Oemichen2Historischer Quadcopter

Es muss irgendwo einen Science Fiction-Roman geben, der genau dieses Szenario enthält: Eine verfolgte Gruppe nutzt Mobilität und modernste Technologie, um sich der Verfolgung zu entziehen.
The PirateBay hat angekündigt, dass sie die Möglichkeit untersuchen, unbemannte Drohnen mit dem Raspberry Pi zu fliegenden Servern zu machen. Richtig gelesen: Fliegende Server und leistungsfähige Funktechnologie sollen das große Problem der Piratenbucht lösen: Physikalisch greifbare Server. Die können beschlagnahmt werden, die können abgeschaltet werden, die können aus dem Internet gekickt werden. Eine billige, unerkannt fliegende Drohne ist für die Strafverfolger und Contentindustrie deutlich schwerer zu greifen. Und selbst wenn sie mal erwischt wird: Dann startet man einfach eine neue, unbemannte Drohne von einem unbekannten Ort.

TPB LOSS

We were down a few hours earlier today. There’s no need to worry, we haven’t been raided this time. We’re only upgrading stuff since we’re still growing.

One of the technical things we always optimize is where to put our front machines. They are the ones that re-direct your traffic to a secret location. We have now decided to try to build something extraordinary.

With the development of GPS controlled drones, far-reaching cheap radio equipment and tiny new computers like the Raspberry Pi, we’re going to experiment with sending out some small drones that will float some kilometers up in the air. This way our machines will have to be shut down with aeroplanes in order to shut down the system. A real act of war.

We’re just starting so we haven’t figured everything out yet. But we can’t limit ourselves to hosting things just on land anymore. These Low Orbit Server Stations (LOSS) are just the first attempt. With modern radio transmitters we can get over 100Mbps per node up to 50km away. For the proxy system we’re building, that’s more than enough.
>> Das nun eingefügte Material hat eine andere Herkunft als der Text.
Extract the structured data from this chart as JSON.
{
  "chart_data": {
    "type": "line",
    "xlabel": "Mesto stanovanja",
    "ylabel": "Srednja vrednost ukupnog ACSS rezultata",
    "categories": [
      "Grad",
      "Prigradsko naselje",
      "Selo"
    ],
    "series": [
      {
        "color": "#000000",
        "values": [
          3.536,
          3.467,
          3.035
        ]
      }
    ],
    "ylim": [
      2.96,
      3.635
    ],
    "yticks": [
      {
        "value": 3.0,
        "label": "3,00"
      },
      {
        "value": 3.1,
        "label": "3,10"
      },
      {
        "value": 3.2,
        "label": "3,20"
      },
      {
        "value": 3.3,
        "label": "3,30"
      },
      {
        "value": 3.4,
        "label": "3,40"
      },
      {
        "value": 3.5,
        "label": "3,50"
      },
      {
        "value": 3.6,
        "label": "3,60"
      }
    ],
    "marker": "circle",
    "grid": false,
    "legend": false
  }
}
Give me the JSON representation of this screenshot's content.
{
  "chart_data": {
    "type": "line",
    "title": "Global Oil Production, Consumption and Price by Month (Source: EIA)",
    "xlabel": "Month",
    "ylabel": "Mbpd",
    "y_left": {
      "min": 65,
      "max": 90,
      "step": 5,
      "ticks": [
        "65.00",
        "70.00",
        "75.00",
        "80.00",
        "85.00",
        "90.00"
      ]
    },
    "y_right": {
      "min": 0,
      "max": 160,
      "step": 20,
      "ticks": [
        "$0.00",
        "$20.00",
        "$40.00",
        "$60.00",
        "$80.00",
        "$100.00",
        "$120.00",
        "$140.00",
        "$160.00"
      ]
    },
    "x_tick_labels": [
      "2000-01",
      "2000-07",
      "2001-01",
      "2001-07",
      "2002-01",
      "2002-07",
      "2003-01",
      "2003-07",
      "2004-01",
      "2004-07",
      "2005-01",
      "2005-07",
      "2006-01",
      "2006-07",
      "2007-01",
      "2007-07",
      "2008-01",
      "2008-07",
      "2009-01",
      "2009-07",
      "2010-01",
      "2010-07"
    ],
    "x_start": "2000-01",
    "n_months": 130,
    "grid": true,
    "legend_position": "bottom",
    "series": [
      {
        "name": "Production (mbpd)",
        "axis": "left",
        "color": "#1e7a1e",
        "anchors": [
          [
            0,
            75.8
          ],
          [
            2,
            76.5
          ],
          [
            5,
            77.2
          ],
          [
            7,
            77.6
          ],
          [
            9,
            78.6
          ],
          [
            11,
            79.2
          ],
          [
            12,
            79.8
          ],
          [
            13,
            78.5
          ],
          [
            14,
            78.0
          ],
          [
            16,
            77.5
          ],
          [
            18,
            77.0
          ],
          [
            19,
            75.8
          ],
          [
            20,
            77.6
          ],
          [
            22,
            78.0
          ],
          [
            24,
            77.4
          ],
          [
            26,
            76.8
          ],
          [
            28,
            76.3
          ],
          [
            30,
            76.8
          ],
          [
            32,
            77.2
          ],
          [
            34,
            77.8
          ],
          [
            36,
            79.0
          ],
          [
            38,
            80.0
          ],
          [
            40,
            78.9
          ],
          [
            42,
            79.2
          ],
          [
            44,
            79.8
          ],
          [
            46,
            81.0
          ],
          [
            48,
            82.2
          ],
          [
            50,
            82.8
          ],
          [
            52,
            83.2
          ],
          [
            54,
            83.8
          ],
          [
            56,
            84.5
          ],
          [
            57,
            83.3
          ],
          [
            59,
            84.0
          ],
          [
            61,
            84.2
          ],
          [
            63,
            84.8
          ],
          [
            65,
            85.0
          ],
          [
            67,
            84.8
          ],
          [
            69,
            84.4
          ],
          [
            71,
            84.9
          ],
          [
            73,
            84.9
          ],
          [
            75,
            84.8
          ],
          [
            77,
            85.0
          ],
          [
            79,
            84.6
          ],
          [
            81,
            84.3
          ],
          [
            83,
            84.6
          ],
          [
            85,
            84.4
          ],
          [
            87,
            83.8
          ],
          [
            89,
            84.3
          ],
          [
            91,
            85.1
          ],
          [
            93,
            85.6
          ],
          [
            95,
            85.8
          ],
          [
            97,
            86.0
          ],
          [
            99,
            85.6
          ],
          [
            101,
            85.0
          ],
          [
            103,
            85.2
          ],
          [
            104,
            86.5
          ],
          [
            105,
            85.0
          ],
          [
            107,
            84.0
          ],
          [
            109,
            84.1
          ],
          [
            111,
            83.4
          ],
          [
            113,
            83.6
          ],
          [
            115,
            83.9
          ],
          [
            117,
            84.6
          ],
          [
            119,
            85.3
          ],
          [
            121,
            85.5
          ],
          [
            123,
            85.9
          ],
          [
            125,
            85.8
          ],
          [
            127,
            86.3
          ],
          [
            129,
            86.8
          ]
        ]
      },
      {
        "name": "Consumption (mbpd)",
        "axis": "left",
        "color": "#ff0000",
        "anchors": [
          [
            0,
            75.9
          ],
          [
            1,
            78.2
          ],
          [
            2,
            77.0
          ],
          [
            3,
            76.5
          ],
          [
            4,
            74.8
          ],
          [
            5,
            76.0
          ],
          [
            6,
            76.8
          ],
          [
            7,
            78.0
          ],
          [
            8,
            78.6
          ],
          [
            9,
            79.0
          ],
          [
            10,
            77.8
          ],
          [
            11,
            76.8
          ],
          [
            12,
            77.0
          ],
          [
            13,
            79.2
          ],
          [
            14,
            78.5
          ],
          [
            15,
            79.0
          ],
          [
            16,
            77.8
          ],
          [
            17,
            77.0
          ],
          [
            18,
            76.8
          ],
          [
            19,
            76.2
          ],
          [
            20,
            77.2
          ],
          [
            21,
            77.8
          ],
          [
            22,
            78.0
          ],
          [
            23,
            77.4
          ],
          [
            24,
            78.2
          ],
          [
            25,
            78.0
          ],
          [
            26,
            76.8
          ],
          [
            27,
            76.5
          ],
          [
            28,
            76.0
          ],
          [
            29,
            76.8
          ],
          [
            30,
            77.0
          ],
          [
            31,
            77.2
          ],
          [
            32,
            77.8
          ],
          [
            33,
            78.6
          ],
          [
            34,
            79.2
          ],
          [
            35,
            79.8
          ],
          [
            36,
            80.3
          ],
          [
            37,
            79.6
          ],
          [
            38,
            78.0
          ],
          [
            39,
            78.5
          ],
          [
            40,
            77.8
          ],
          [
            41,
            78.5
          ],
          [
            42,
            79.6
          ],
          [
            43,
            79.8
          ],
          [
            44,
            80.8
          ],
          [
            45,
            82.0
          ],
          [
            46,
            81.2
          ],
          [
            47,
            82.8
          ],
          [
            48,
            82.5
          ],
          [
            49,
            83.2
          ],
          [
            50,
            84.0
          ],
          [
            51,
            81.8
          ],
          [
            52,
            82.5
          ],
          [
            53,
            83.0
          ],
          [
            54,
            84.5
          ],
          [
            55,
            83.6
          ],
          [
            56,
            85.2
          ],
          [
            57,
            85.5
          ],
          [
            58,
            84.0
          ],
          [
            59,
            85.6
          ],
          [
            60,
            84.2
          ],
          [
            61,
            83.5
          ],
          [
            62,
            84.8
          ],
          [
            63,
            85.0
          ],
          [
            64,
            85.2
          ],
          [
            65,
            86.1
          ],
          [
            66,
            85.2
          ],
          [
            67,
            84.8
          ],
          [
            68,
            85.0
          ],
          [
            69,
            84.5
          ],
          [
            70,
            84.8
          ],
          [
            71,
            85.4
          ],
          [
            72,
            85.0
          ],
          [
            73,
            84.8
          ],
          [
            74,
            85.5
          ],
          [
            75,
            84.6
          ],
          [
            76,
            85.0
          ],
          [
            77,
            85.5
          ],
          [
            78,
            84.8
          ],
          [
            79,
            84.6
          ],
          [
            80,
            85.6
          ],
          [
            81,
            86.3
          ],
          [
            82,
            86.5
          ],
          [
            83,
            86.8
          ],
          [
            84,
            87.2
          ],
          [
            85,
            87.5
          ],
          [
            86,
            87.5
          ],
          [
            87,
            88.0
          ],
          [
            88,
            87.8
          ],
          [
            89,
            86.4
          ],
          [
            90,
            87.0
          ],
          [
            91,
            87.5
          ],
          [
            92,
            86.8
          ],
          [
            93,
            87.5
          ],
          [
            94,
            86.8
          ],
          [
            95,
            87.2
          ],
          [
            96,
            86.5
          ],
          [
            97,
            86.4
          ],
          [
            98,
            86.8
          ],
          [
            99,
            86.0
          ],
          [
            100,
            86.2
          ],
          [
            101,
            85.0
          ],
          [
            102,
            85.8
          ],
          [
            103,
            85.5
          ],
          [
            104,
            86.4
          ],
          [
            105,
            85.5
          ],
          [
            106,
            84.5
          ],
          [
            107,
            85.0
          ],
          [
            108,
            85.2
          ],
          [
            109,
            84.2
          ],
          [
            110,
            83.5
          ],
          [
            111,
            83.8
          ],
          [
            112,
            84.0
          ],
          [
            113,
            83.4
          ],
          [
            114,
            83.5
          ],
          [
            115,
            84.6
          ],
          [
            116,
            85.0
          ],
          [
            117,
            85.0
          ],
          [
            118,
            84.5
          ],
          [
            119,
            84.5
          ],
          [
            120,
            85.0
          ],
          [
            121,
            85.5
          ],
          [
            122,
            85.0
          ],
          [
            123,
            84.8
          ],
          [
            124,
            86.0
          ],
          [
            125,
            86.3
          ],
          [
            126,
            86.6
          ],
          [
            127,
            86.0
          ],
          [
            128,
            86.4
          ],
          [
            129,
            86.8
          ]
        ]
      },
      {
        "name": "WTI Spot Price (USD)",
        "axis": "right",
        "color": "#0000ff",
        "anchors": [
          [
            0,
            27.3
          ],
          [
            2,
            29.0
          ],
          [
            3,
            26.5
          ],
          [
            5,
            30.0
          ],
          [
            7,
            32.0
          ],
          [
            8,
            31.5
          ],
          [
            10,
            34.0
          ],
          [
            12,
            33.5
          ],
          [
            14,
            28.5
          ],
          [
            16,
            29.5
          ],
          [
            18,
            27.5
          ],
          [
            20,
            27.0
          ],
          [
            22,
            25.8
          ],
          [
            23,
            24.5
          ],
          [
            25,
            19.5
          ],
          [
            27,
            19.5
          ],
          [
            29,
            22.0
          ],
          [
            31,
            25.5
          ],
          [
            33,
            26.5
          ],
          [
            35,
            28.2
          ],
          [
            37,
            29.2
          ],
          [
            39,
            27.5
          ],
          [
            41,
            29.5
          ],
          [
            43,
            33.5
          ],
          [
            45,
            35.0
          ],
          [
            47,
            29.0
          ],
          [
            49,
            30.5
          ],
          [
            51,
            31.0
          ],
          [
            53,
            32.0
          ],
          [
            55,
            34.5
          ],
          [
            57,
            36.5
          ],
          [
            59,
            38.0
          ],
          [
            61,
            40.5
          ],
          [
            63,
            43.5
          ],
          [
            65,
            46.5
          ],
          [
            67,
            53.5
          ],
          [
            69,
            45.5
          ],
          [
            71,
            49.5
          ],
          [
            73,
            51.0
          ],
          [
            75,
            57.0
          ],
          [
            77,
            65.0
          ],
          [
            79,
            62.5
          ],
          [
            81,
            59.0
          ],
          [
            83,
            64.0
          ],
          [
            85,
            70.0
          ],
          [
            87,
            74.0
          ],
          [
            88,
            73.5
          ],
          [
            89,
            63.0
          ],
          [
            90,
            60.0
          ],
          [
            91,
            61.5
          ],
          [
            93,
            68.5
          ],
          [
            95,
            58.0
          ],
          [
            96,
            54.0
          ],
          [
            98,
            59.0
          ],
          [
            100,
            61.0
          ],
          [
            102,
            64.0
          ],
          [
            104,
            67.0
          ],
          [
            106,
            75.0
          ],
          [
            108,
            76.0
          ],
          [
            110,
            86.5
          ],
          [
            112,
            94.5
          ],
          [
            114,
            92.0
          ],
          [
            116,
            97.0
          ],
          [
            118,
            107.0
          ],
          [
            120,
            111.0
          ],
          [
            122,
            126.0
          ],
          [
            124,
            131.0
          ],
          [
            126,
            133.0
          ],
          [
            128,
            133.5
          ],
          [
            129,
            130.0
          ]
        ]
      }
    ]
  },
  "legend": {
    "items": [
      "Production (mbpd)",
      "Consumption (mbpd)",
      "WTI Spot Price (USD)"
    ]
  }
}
But when time comes we will host in all parts of the galaxy, being true to our slogan of being the galaxy’s most resilient system. And all of the parts we’ll use to build thatsystem on will be downloadable.

Quelle

Das Ganze ist natürlich noch Zukunftsmusik, ein technologischer Traum, der wohl kaum sinnvoll für die PirateBay umsetzbar sein wird. Dafür fehlt etwa noch die passende Stromversorgung, um Drohne und Server längere Zeit in der Luft zu halten – die im Modellbau üblichen Lithium-Ionen-Akkus sind schwer und erstaunlich schnell leer und Verbrennungsmotoren benötigen ebenfalls eine Menge Sprit. So interessant so ein Drohnennetzwerk wäre, es wird extrem wartungsanfällig und nebenbei auch witterungsabhängig sein. Ebenso ist fragwürdig, ob ein Raspberry Pi die Rechenleistung besitzt, um eine große Webseite wie die PirateBay zu hosten. Die Idee ist aber trotzdem reizvoll: Solche Drohen wären etwa ein mächtiges Werkzeug für die Opposition in Diktaturen. So könnten sich die syrischen Rebellen besser vernetzen und die staatliche Zensur umgehen oder es wäre machbar, Informationen nach Nordkorea zu schmuggeln. Für kleinere, lokale Vernetzungsaktionen, Demonstationen, Protestcamps etc. könnte so eine Technik jedenfalls interessant sein.

(Das Vorbild für diese Drohnenflotte ist natürlich kein Science Fiction-Roman: Freunde des schlechten Kinos wissen natürlich, dass Thomas Gottschalk und Mike Krüger in  „Piratensender Powerplay“ mit ihrem in einem Wohnmobil eingebauten Piratensender der Bundespost und ihren Peilsendern jedes mal ein Schnippchen schlagen.)